When an episode starts with Desmond screaming “Efren Salonga!” over and over at the top of his lungs, what diligent Lost fan doesn’t jump straight to the Anagram Generator to figure out what clue they were giving us there? And what did we get?
Fear Angel Son?
Nah, we got nothing. It was just…like, a weird name. Bah.
I had a few other questions too. Like what was that guy doing delivering Penny’s baby anyway? If it was me, I would have reached down and pulled the baby out with my bare hands before I’d let a filthy troll wipe the whiskey and cigars off his hands and come at me with medieval hardware like that.
I found myself wondering why Desmond was dressed like the Fourth Doctor Who. Was that a shout out? Or is it a little known fact of time travel lore that timey wimeyness makes your neck cold?
Speaking of clothing, I wonder if the great wheel of Cause and Effect explains why Daniel keeps that tie on? If he takes it off, does the universe unravel?
The white rabbit on the shelf in Penny’s super swank boat made me wonder … Is there any chance at all that this story is still About Bunnies?
And one more thing: If Latin is a Dead Language, why can’t Miles understand it?

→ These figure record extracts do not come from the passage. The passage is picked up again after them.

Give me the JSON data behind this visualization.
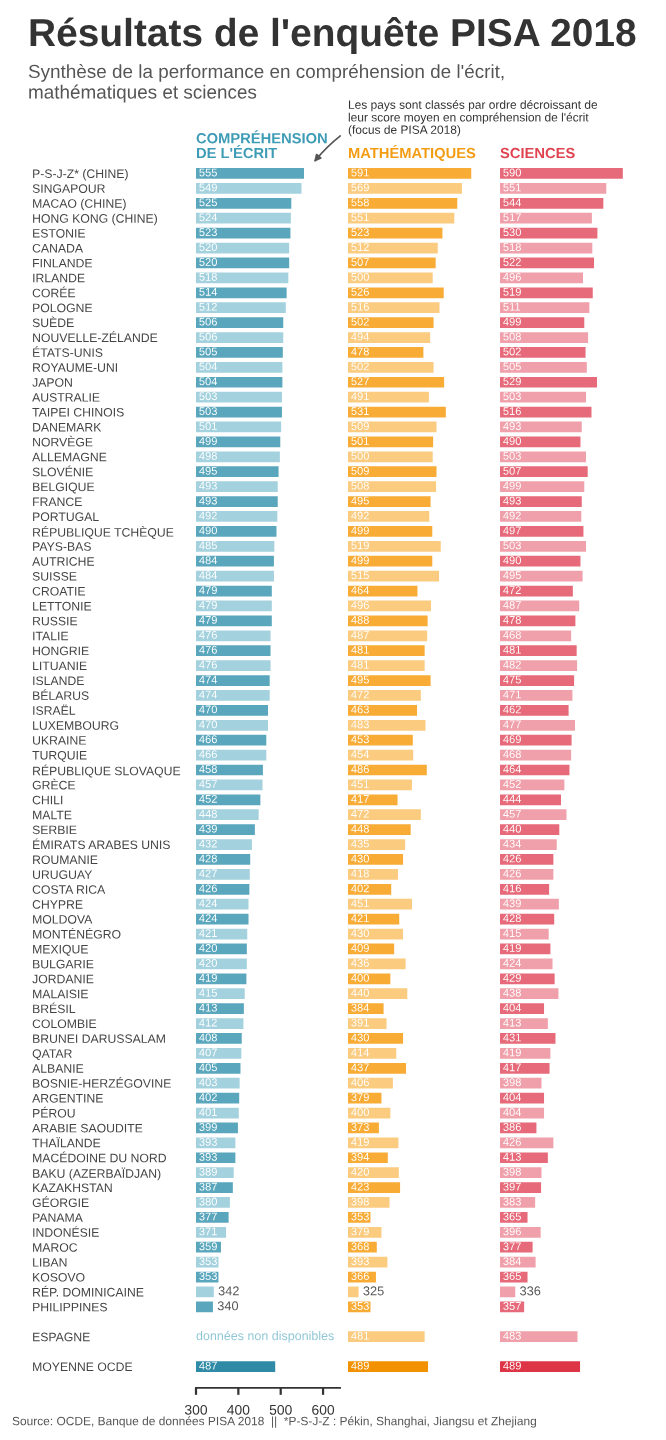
{
  "chart_data": [
    {
      "type": "bar",
      "orientation": "horizontal",
      "data_labels": true,
      "xlim": [
        300,
        640
      ],
      "xticks": [
        300,
        400,
        500,
        600
      ],
      "title": "Résultats de l'enquête PISA 2018",
      "subtitle": "Synthèse de la performance en compréhension de l'écrit,\nmathématiques et sciences",
      "annotations": [
        "Les pays sont classés par ordre décroissant de\nleur score moyen en compréhension de l'écrit\n(focus de PISA 2018)",
        "données non disponibles",
        "Source: OCDE, Banque de données PISA 2018  ||  *P-S-J-Z : Pékin, Shanghai, Jiangsu et Zhejiang"
      ],
      "categories": [
        "P-S-J-Z* (CHINE)",
        "SINGAPOUR",
        "MACAO (CHINE)",
        "HONG KONG (CHINE)",
        "ESTONIE",
        "CANADA",
        "FINLANDE",
        "IRLANDE",
        "CORÉE",
        "POLOGNE",
        "SUÈDE",
        "NOUVELLE-ZÉLANDE",
        "ÉTATS-UNIS",
        "ROYAUME-UNI",
        "JAPON",
        "AUSTRALIE",
        "TAIPEI CHINOIS",
        "DANEMARK",
        "NORVÈGE",
        "ALLEMAGNE",
        "SLOVÉNIE",
        "BELGIQUE",
        "FRANCE",
        "PORTUGAL",
        "RÉPUBLIQUE TCHÈQUE",
        "PAYS-BAS",
        "AUTRICHE",
        "SUISSE",
        "CROATIE",
        "LETTONIE",
        "RUSSIE",
        "ITALIE",
        "HONGRIE",
        "LITUANIE",
        "ISLANDE",
        "BÉLARUS",
        "ISRAËL",
        "LUXEMBOURG",
        "UKRAINE",
        "TURQUIE",
        "RÉPUBLIQUE SLOVAQUE",
        "GRÈCE",
        "CHILI",
        "MALTE",
        "SERBIE",
        "ÉMIRATS ARABES UNIS",
        "ROUMANIE",
        "URUGUAY",
        "COSTA RICA",
        "CHYPRE",
        "MOLDOVA",
        "MONTÉNÉGRO",
        "MEXIQUE",
        "BULGARIE",
        "JORDANIE",
        "MALAISIE",
        "BRÉSIL",
        "COLOMBIE",
        "BRUNEI DARUSSALAM",
        "QATAR",
        "ALBANIE",
        "BOSNIE-HERZÉGOVINE",
        "ARGENTINE",
        "PÉROU",
        "ARABIE SAOUDITE",
        "THAÏLANDE",
        "MACÉDOINE DU NORD",
        "BAKU (AZERBAÏDJAN)",
        "KAZAKHSTAN",
        "GÉORGIE",
        "PANAMA",
        "INDONÉSIE",
        "MAROC",
        "LIBAN",
        "KOSOVO",
        "RÉP. DOMINICAINE",
        "PHILIPPINES",
        null,
        "ESPAGNE",
        null,
        "MOYENNE OCDE"
      ],
      "series": [
        {
          "name": "COMPRÉHENSION\nDE L'ÉCRIT",
          "color": "#3d9bb5",
          "values": [
            555,
            549,
            525,
            524,
            523,
            520,
            520,
            518,
            514,
            512,
            506,
            506,
            505,
            504,
            504,
            503,
            503,
            501,
            499,
            498,
            495,
            493,
            493,
            492,
            490,
            485,
            484,
            484,
            479,
            479,
            479,
            476,
            476,
            476,
            474,
            474,
            470,
            470,
            466,
            466,
            458,
            457,
            452,
            448,
            439,
            432,
            428,
            427,
            426,
            424,
            424,
            421,
            420,
            420,
            419,
            415,
            413,
            412,
            408,
            407,
            405,
            403,
            402,
            401,
            399,
            393,
            393,
            389,
            387,
            380,
            377,
            371,
            359,
            353,
            353,
            342,
            340,
            null,
            null,
            null,
            487
          ],
          "colors": [
            "#5aa7bd",
            "#a3d1dd",
            "#5aa7bd",
            "#a3d1dd",
            "#5aa7bd",
            "#a3d1dd",
            "#5aa7bd",
            "#a3d1dd",
            "#5aa7bd",
            "#a3d1dd",
            "#5aa7bd",
            "#a3d1dd",
            "#5aa7bd",
            "#a3d1dd",
            "#5aa7bd",
            "#a3d1dd",
            "#5aa7bd",
            "#a3d1dd",
            "#5aa7bd",
            "#a3d1dd",
            "#5aa7bd",
            "#a3d1dd",
            "#5aa7bd",
            "#a3d1dd",
            "#5aa7bd",
            "#a3d1dd",
            "#5aa7bd",
            "#a3d1dd",
            "#5aa7bd",
            "#a3d1dd",
            "#5aa7bd",
            "#a3d1dd",
            "#5aa7bd",
            "#a3d1dd",
            "#5aa7bd",
            "#a3d1dd",
            "#5aa7bd",
            "#a3d1dd",
            "#5aa7bd",
            "#a3d1dd",
            "#5aa7bd",
            "#a3d1dd",
            "#5aa7bd",
            "#a3d1dd",
            "#5aa7bd",
            "#a3d1dd",
            "#5aa7bd",
            "#a3d1dd",
            "#5aa7bd",
            "#a3d1dd",
            "#5aa7bd",
            "#a3d1dd",
            "#5aa7bd",
            "#a3d1dd",
            "#5aa7bd",
            "#a3d1dd",
            "#5aa7bd",
            "#a3d1dd",
            "#5aa7bd",
            "#a3d1dd",
            "#5aa7bd",
            "#a3d1dd",
            "#5aa7bd",
            "#a3d1dd",
            "#5aa7bd",
            "#a3d1dd",
            "#5aa7bd",
            "#a3d1dd",
            "#5aa7bd",
            "#a3d1dd",
            "#5aa7bd",
            "#a3d1dd",
            "#5aa7bd",
            "#a3d1dd",
            "#5aa7bd",
            "#a3d1dd",
            "#5aa7bd",
            null,
            "#a3d1dd",
            null,
            "#2f8aa6"
          ]
        }
      ]
    },
    {
      "type": "bar",
      "orientation": "horizontal",
      "data_labels": true,
      "tick_labels": false,
      "series": [
        {
          "name": "MATHÉMATIQUES",
          "color": "#f39c12",
          "values": [
            591,
            569,
            558,
            551,
            523,
            512,
            507,
            500,
            526,
            516,
            502,
            494,
            478,
            502,
            527,
            491,
            531,
            509,
            501,
            500,
            509,
            508,
            495,
            492,
            499,
            519,
            499,
            515,
            464,
            496,
            488,
            487,
            481,
            481,
            495,
            472,
            463,
            483,
            453,
            454,
            486,
            451,
            417,
            472,
            448,
            435,
            430,
            418,
            402,
            451,
            421,
            430,
            409,
            436,
            400,
            440,
            384,
            391,
            430,
            414,
            437,
            406,
            379,
            400,
            373,
            419,
            394,
            420,
            423,
            398,
            353,
            379,
            368,
            393,
            366,
            325,
            353,
            null,
            481,
            null,
            489
          ],
          "colors": [
            "#f8ab35",
            "#fbcb7f",
            "#f8ab35",
            "#fbcb7f",
            "#f8ab35",
            "#fbcb7f",
            "#f8ab35",
            "#fbcb7f",
            "#f8ab35",
            "#fbcb7f",
            "#f8ab35",
            "#fbcb7f",
            "#f8ab35",
            "#fbcb7f",
            "#f8ab35",
            "#fbcb7f",
            "#f8ab35",
            "#fbcb7f",
            "#f8ab35",
            "#fbcb7f",
            "#f8ab35",
            "#fbcb7f",
            "#f8ab35",
            "#fbcb7f",
            "#f8ab35",
            "#fbcb7f",
            "#f8ab35",
            "#fbcb7f",
            "#f8ab35",
            "#fbcb7f",
            "#f8ab35",
            "#fbcb7f",
            "#f8ab35",
            "#fbcb7f",
            "#f8ab35",
            "#fbcb7f",
            "#f8ab35",
            "#fbcb7f",
            "#f8ab35",
            "#fbcb7f",
            "#f8ab35",
            "#fbcb7f",
            "#f8ab35",
            "#fbcb7f",
            "#f8ab35",
            "#fbcb7f",
            "#f8ab35",
            "#fbcb7f",
            "#f8ab35",
            "#fbcb7f",
            "#f8ab35",
            "#fbcb7f",
            "#f8ab35",
            "#fbcb7f",
            "#f8ab35",
            "#fbcb7f",
            "#f8ab35",
            "#fbcb7f",
            "#f8ab35",
            "#fbcb7f",
            "#f8ab35",
            "#fbcb7f",
            "#f8ab35",
            "#fbcb7f",
            "#f8ab35",
            "#fbcb7f",
            "#f8ab35",
            "#fbcb7f",
            "#f8ab35",
            "#fbcb7f",
            "#f8ab35",
            "#fbcb7f",
            "#f8ab35",
            "#fbcb7f",
            "#f8ab35",
            "#fbcb7f",
            "#f8ab35",
            null,
            "#fbcb7f",
            null,
            "#f39200"
          ]
        }
      ]
    },
    {
      "type": "bar",
      "orientation": "horizontal",
      "data_labels": true,
      "tick_labels": false,
      "series": [
        {
          "name": "SCIENCES",
          "color": "#e0434f",
          "values": [
            590,
            551,
            544,
            517,
            530,
            518,
            522,
            496,
            519,
            511,
            499,
            508,
            502,
            505,
            529,
            503,
            516,
            493,
            490,
            503,
            507,
            499,
            493,
            492,
            497,
            503,
            490,
            495,
            472,
            487,
            478,
            468,
            481,
            482,
            475,
            471,
            462,
            477,
            469,
            468,
            464,
            452,
            444,
            457,
            440,
            434,
            426,
            426,
            416,
            439,
            428,
            415,
            419,
            424,
            429,
            438,
            404,
            413,
            431,
            419,
            417,
            398,
            404,
            404,
            386,
            426,
            413,
            398,
            397,
            383,
            365,
            396,
            377,
            384,
            365,
            336,
            357,
            null,
            483,
            null,
            489
          ],
          "colors": [
            "#e66a79",
            "#f0a0aa",
            "#e66a79",
            "#f0a0aa",
            "#e66a79",
            "#f0a0aa",
            "#e66a79",
            "#f0a0aa",
            "#e66a79",
            "#f0a0aa",
            "#e66a79",
            "#f0a0aa",
            "#e66a79",
            "#f0a0aa",
            "#e66a79",
            "#f0a0aa",
            "#e66a79",
            "#f0a0aa",
            "#e66a79",
            "#f0a0aa",
            "#e66a79",
            "#f0a0aa",
            "#e66a79",
            "#f0a0aa",
            "#e66a79",
            "#f0a0aa",
            "#e66a79",
            "#f0a0aa",
            "#e66a79",
            "#f0a0aa",
            "#e66a79",
            "#f0a0aa",
            "#e66a79",
            "#f0a0aa",
            "#e66a79",
            "#f0a0aa",
            "#e66a79",
            "#f0a0aa",
            "#e66a79",
            "#f0a0aa",
            "#e66a79",
            "#f0a0aa",
            "#e66a79",
            "#f0a0aa",
            "#e66a79",
            "#f0a0aa",
            "#e66a79",
            "#f0a0aa",
            "#e66a79",
            "#f0a0aa",
            "#e66a79",
            "#f0a0aa",
            "#e66a79",
            "#f0a0aa",
            "#e66a79",
            "#f0a0aa",
            "#e66a79",
            "#f0a0aa",
            "#e66a79",
            "#f0a0aa",
            "#e66a79",
            "#f0a0aa",
            "#e66a79",
            "#f0a0aa",
            "#e66a79",
            "#f0a0aa",
            "#e66a79",
            "#f0a0aa",
            "#e66a79",
            "#f0a0aa",
            "#e66a79",
            "#f0a0aa",
            "#e66a79",
            "#f0a0aa",
            "#e66a79",
            "#f0a0aa",
            "#e66a79",
            null,
            "#f0a0aa",
            null,
            "#dd3546"
          ]
        }
      ]
    }
  ]
}
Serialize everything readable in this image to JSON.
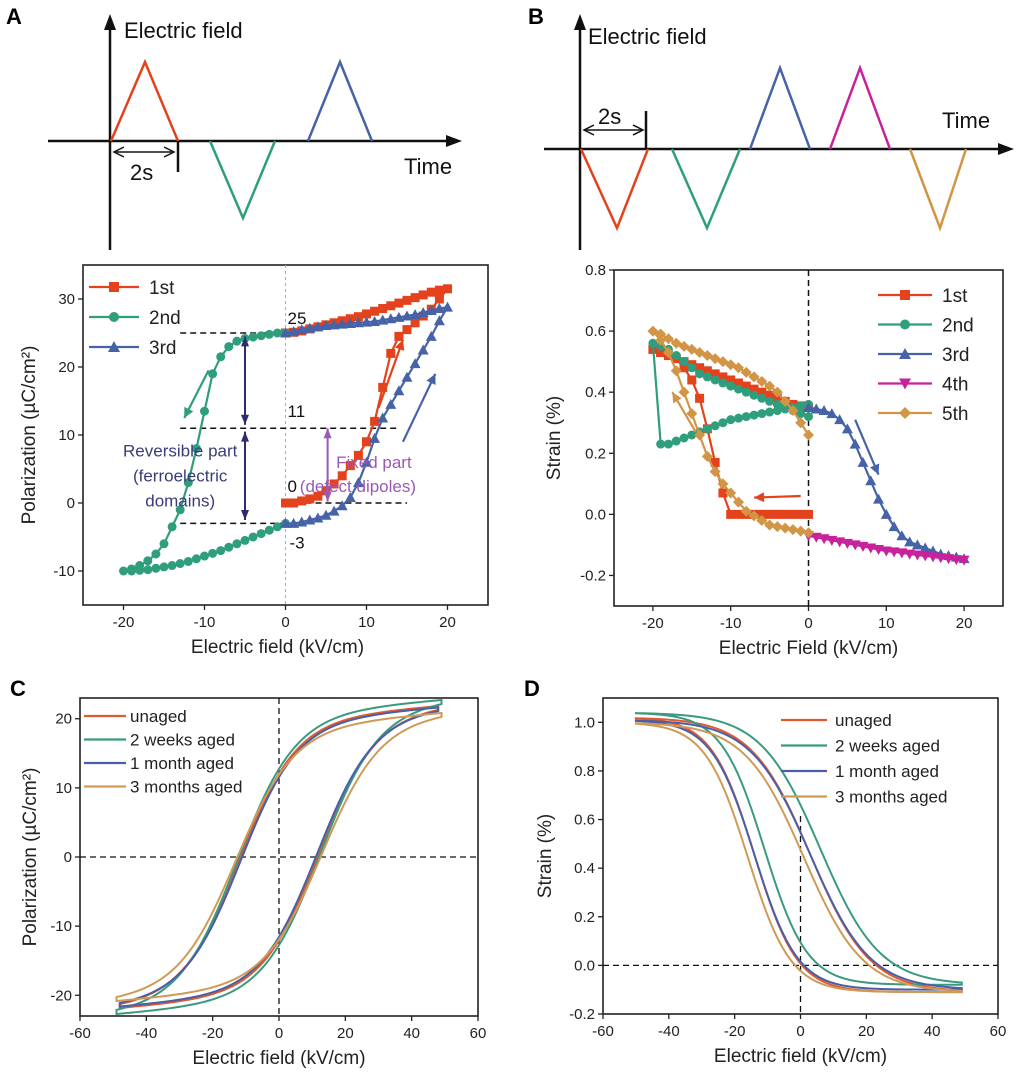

I can’t fault an episode that gave us so much to chew on and clicked so many loose ends into place. It was odd to have the story being carried forward with only TWO members of the original Losties left standing, Locke and Sawyer. Now it’s not as if I can’t go an episode without a new Jackface to add to my collection. And I can always enjoy an episode if it’s got enough Sawyer in it, especially now that he’s all Hot Hero Man.
But I didn’t understand why Widmore sent Desmond to Ben’s BFF, Mrs. Hawking, considering the danger that puts Penny in. And I still don’t get why only a select few characters get to time zap. Plus, I’m pretty sure Rose and Bernard aren’t dead, even though there seems to me to be no logical reason why they wouldn’t be. Some beliefs need to stay suspended, even on a show as tightly written as Lost. Which brings us back to The Bomb. Or as I like to call it, the gun on the mantelpiece.
Obviously the Hostile Others took Faraday’s advice and buried the thing in cement once their alien visitors bopped off into timespace. But where is it? Was it buried under the Swan? Is that what caused the great detonation that happened when the button wasn’t pushed? I can’t buy that. It may have used an obsolete technology, but I still think a hydrogen bomb of that size could have easily vaporized even a magical Island. The only thing that would have been left is Richard Alpert’s Chesire Cat grin. But we’ve been shown the gun. It has to go off at some point. Only question is….When?
Come to think of it, with what’s been going on in this story, that turns out to be a very loaded question.